The nylon 6/6 picture is somewhat similar, with new capacity arriving in the Middle East from 2015-17. That material has benefited from a resurgent global auto market, but annual growth rates now are expected to decline to 3.4 percent from 2014-19, down from 7.1 percent in 2009-13.
Operating rates for nylon 6/6 “will improve, but will remain competitive,” Blanchard said.
The global PC market also will be flush, with new capacity arriving in Northeast Asia from 2014-20, according to senior principal analyst David Gee. Global demand growth for PC is projected at 3.6 percent from 2014-19, down only slightly from the 3.6 percent rate of 2009-13.
The optical media market once ruled the PC field, but with the collapse of compact discs, it's now tied for third place — along with appliances and housewares — among PC's global end sectors with a 13 percent market share. Electrical/electronic leads the way in PC with a 21 percent share, just ahead of film and sheet at 20 percent.
Global PC prices should be stable through 2015, Gee said, even in an oversupplied market.
ABS supplies also are somewhat long, he added, although the pace of new projects will slow from 2015-19, allowing some capacity to be absorbed. The North American ABS market will be tightened by the closing of a plant operated by Sabic Engineering Plastics in West Virginia.

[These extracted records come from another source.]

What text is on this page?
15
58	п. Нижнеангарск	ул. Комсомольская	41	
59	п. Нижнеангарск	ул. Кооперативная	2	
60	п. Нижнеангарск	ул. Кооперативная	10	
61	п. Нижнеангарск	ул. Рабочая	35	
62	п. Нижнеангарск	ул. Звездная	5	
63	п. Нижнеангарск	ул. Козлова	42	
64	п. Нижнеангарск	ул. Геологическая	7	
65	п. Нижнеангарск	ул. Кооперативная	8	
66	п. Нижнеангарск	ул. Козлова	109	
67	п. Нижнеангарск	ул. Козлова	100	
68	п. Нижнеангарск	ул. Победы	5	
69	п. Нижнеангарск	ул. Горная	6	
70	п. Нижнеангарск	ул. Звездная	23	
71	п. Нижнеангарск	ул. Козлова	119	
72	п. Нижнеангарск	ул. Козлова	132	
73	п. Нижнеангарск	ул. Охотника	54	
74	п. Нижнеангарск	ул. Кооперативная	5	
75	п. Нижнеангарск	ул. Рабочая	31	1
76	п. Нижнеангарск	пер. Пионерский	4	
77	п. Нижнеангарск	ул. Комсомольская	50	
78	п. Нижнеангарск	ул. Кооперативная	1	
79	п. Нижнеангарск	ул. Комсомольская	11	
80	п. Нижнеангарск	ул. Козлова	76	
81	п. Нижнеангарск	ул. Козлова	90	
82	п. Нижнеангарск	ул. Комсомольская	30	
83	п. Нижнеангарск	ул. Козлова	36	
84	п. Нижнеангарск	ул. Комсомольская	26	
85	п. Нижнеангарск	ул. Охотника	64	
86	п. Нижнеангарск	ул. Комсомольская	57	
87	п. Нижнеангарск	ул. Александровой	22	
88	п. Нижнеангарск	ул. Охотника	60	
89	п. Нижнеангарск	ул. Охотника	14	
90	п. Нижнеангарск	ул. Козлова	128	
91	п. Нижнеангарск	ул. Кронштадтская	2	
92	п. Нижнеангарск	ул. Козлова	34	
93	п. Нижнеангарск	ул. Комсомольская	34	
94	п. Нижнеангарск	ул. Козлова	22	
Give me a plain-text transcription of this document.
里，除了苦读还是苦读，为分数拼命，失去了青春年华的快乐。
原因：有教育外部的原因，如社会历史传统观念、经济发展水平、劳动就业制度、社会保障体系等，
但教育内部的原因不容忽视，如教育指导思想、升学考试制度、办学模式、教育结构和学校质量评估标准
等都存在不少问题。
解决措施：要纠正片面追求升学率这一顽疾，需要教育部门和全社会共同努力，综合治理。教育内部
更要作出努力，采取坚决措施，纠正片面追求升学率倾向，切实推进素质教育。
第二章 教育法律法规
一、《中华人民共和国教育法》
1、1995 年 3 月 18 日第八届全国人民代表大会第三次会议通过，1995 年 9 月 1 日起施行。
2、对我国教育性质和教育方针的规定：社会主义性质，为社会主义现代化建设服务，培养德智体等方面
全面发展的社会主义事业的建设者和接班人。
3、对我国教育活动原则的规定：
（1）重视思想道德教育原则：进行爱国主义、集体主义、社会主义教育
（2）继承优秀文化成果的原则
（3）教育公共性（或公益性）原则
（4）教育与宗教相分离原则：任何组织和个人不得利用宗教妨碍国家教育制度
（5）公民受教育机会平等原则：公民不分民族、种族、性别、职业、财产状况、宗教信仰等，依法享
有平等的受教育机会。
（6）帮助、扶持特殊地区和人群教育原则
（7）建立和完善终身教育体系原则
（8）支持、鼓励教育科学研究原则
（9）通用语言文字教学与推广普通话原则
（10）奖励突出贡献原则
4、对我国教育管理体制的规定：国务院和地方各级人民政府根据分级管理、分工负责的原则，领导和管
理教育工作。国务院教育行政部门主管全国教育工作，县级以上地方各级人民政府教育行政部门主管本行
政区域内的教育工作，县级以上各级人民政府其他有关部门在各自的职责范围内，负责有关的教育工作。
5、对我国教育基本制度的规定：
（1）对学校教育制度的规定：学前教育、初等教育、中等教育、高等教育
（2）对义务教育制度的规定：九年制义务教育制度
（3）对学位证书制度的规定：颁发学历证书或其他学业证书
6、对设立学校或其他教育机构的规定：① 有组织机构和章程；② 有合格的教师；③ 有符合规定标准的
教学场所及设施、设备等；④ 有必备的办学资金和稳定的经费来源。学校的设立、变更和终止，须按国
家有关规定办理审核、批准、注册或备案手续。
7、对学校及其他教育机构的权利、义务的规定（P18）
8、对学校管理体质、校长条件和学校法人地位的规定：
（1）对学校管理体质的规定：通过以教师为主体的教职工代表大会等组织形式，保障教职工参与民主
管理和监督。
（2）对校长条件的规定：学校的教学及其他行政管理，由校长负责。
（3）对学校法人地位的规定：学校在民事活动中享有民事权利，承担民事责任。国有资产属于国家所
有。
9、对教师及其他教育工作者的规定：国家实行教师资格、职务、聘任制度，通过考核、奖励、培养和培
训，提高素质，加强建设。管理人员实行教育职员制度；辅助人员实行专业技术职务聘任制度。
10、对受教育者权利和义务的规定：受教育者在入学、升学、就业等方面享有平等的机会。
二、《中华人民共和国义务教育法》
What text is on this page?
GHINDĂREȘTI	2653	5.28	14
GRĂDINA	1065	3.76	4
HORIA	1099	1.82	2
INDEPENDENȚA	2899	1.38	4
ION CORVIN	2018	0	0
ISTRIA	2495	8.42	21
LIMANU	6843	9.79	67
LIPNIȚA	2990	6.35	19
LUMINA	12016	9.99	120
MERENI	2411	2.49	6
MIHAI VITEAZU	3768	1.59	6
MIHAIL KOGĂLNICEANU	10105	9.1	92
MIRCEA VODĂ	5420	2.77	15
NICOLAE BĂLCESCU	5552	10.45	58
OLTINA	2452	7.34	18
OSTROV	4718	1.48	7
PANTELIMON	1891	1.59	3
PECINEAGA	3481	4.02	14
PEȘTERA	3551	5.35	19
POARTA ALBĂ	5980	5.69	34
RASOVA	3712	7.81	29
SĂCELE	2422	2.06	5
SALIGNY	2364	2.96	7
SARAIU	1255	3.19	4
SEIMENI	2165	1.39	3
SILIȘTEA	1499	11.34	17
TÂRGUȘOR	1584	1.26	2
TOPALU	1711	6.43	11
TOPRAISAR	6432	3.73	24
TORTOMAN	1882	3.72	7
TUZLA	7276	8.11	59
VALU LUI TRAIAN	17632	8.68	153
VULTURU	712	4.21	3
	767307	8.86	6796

Global ABS demand per year should rise to 3.6 percent from 2014-19, up from 2.6 percent in 2009-13. North America also is expected to become an even bigger net importer of ABS, with its net total in that area rising from about 330 million pounds in 2014 to almost 570 million pounds in 2019.
In pricing, global ABS prices are expected to be relatively flat through 2015, Gee said.